Just Powers Podcast

S1E3 – Indigenous Women and Knowledge

In this episode we will be reading “Indigenous Women and Knowledge” by Isabel Altamirano-Jimenez & Nathalie Kermoal. This text is featured in Living on the Land. Indigenous Women’s Understanding of Place, also edited by Isabel Altamirano-Jimenez and Nathalie Kermoal and published through Athabasca University Press in 2016.

Living on the Land examines how patriarchy, gender, and colonialism have shaped the experiences of Indigenous women as both knowers and producers of knowledge. From a variety of methodological perspectives, contributors to the volume explore the nature and scope of Indigenous women’s knowledge, its rootedness in relationships both human and spiritual, and its inseparability from land and landscape.

“The contributors to this book, the majority of whom are Indigenous, aim at grounding Indigenous women’s knowledge in the land both historically and presently. They also explore the ways in which Indigenous women have resisted colonial attempts to assimilate and subordinate them. The chapters in this book represent Indigenous women’s experiences beyond their domestic role and insists on connecting them to a variety of tasks within and beyond the household. To this end, the book aspires to prevent the continued neglect of Indigenous women’s knowledge and contribution to their peoples and society at large. We do not mean to suggest by our emphasis on women’s knowledge of land that women’s participation in the production of knowledge is limited to the land and territory. Others have challenged prevalent representations of Indigenous women’s domesticity by demonstrating how their work and labour have contributed to their urban households and communities’ economy while subsidizing the market sector (Williams 2012). We do not theorize Indigenous knowledge as a practice either. Instead, the purpose of this book is to highlight the diversity of women’s experiences by exploring and examining the lives of women as they are evidenced in oral history, interviews, economic processes, and life histories.” (Altamirano-Jimenez & Kermoal, 2016, p. 4-5).

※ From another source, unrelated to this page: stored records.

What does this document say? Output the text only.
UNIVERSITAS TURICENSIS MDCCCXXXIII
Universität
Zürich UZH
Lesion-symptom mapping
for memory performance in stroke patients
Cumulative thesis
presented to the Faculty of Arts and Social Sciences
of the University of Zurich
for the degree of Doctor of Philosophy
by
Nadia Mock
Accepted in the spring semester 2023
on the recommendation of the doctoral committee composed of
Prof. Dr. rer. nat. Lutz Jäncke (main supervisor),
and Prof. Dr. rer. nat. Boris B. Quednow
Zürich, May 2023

The full book is available to download for free online. Founded in 2007, Athabasca University Press is Canada’s first open-access scholarly press and is committed to bringing the work of emerging and established scholars to the public.

Reference: Altamirano-Jimenez, Isabel & Kermoal, Nathalie. “Indigenous Women and Knowledge”. In Living on the Land. Indigenous Women’s Understanding of Place. Isabel Altamirano-Jimenez & Nathalie Kermoal, editors. Edmonton: Athabasca University Press, 2016.